On Monday morning, North Korea launched three unidentified projectiles into the Sea of Japan, South Korea’s Joint Chiefs of Staff said in a statement. The launches marked the second such event in 2020 and come days after an initial launch of two large-caliber multiple launch rocket system (MLRS) missiles during a drill near the east coast city of Wonsan.
“Our military this morning detected three unidentified projectiles fired from Sondok near North Korea’s South Hamgyong Province, in the Northeast direction towards the East Sea,” the South Korean Joint Chiefs announced on Monday. A launch of what North Korea has dubbed a “super large-caliber” MLRS system—known to United States intelligence as the KN25—last took place from Sondok in August 2019. The launch then took place from a military airfield at the city.
“Our military is maintaining readiness posture while tracking and monitoring the relevant movement in preparation for any additional launch,” the South Korean Joint Chiefs added.
Monday’s launch comes shortly after North Korean state media condemned the reaction to its recent launches by several European Union states. A North Korean Ministry of Foreign Affairs statement released over the weekend said that a “grave response” would follow. Pyongyang criticized what it said was an unfair condemnation of its ordinary “military training.”

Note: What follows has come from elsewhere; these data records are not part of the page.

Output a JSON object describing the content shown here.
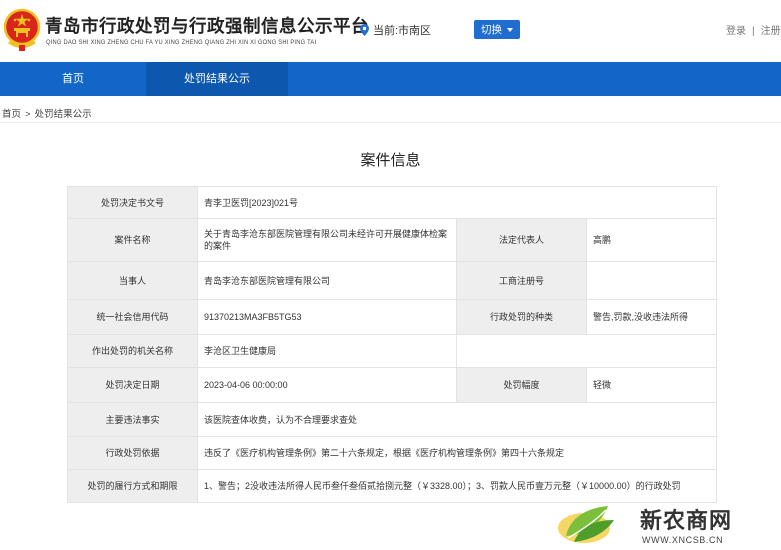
{
  "header": {
    "site_title": "青岛市行政处罚与行政强制信息公示平台",
    "site_subtitle": "QING DAO SHI XING ZHENG CHU FA YU XING ZHENG QIANG ZHI XIN XI GONG SHI PING TAI",
    "location": "当前:市南区",
    "switch_label": "切换",
    "login": "登录",
    "register": "注册",
    "auth_separator": "|"
  },
  "nav": {
    "items": [
      "首页",
      "处罚结果公示"
    ],
    "active": "处罚结果公示"
  },
  "breadcrumb": [
    "首页",
    "处罚结果公示"
  ],
  "breadcrumb_separator": ">",
  "page": {
    "title": "案件信息"
  },
  "case": {
    "doc_no_label": "处罚决定书文号",
    "doc_no": "青李卫医罚[2023]021号",
    "case_name_label": "案件名称",
    "case_name": "关于青岛李沧东部医院管理有限公司未经许可开展健康体检案的案件",
    "legal_rep_label": "法定代表人",
    "legal_rep": "高鹏",
    "party_label": "当事人",
    "party": "青岛李沧东部医院管理有限公司",
    "reg_no_label": "工商注册号",
    "reg_no": "",
    "credit_code_label": "统一社会信用代码",
    "credit_code": "91370213MA3FB5TG53",
    "penalty_type_label": "行政处罚的种类",
    "penalty_type": "警告,罚款,没收违法所得",
    "authority_label": "作出处罚的机关名称",
    "authority": "李沧区卫生健康局",
    "date_label": "处罚决定日期",
    "date": "2023-04-06 00:00:00",
    "range_label": "处罚幅度",
    "range": "轻微",
    "facts_label": "主要违法事实",
    "facts": "该医院查体收费，认为不合理要求查处",
    "basis_label": "行政处罚依据",
    "basis": "违反了《医疗机构管理条例》第二十六条规定，根据《医疗机构管理条例》第四十六条规定",
    "execution_label": "处罚的履行方式和期限",
    "execution": "1、警告；2没收违法所得人民币叁仟叁佰贰拾捌元整（￥3328.00）；3、罚款人民币壹万元整（￥10000.00）的行政处罚"
  },
  "watermark": {
    "brand": "新农商网",
    "url": "WWW.XNCSB.CN"
  },
  "icons": {
    "emblem": "national-emblem-icon",
    "location": "location-pin-icon",
    "dropdown": "caret-down-icon",
    "watermark_logo": "leaf-logo-icon"
  },
  "colors": {
    "nav_bg": "#1266c8",
    "nav_active": "#0e57ae",
    "button": "#1f6dd1",
    "label_bg": "#eeeeee",
    "emblem_red": "#d8261c",
    "emblem_gold": "#f2c01f"
  }
}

North Korea similarly took exception last year when the United Nations Security Council met to discuss one of its MLRS launches. It also criticized the government of Japan for criticizing such launches. Under United Nations Security Council resolution 1718, North Korea is prohibited from launching any ballistic missiles; Pyongyang insists that even large-caliber systems like the 600 mm KN25 are an extension of conventional artillery rockets.
“As the world all knows, Britain, France, and Germany since May 2019 have supported the U.S. and took the lead in accusing us whenever we hold military training, with repeated absurd claims, saying such as ‘condemnation’ and that it is a ‘violation of UN resolution,’” a statement, attributed to an unnamed official, noted.
Monday’s launches continue even as North Korea continues to cope with the unknown effects of the East Asian coronavirus disease 2019 (COVID-19) epidemic. Monday’s launch comes after North Korean leader Kim Jong Un deliver a letter to South Korean President Moon Jae-in, whose office said that Kim “underlined his unwavering trust and friendship toward President Moon” and expressed his hope that South Korea, which has one of the worst incidences of COVID-19 outside of China, where the disease is thought to originated, would overcome the challenge.
North Korea has conducted military training involving ballistic missiles and artillery rockets in March in previous years as a response to U.S.-South Korea springtime military exercises. The latter have been suspended this year amid South Korea’s COVID-19 outbreak.
South Korean authorities are expected to release further information about the type of projectiles North Korea launched on Monday, including their type, flight range, apogee, and the time between the launch of each projectile. North Korean state media will likely release images of the launches on Tuesday morning.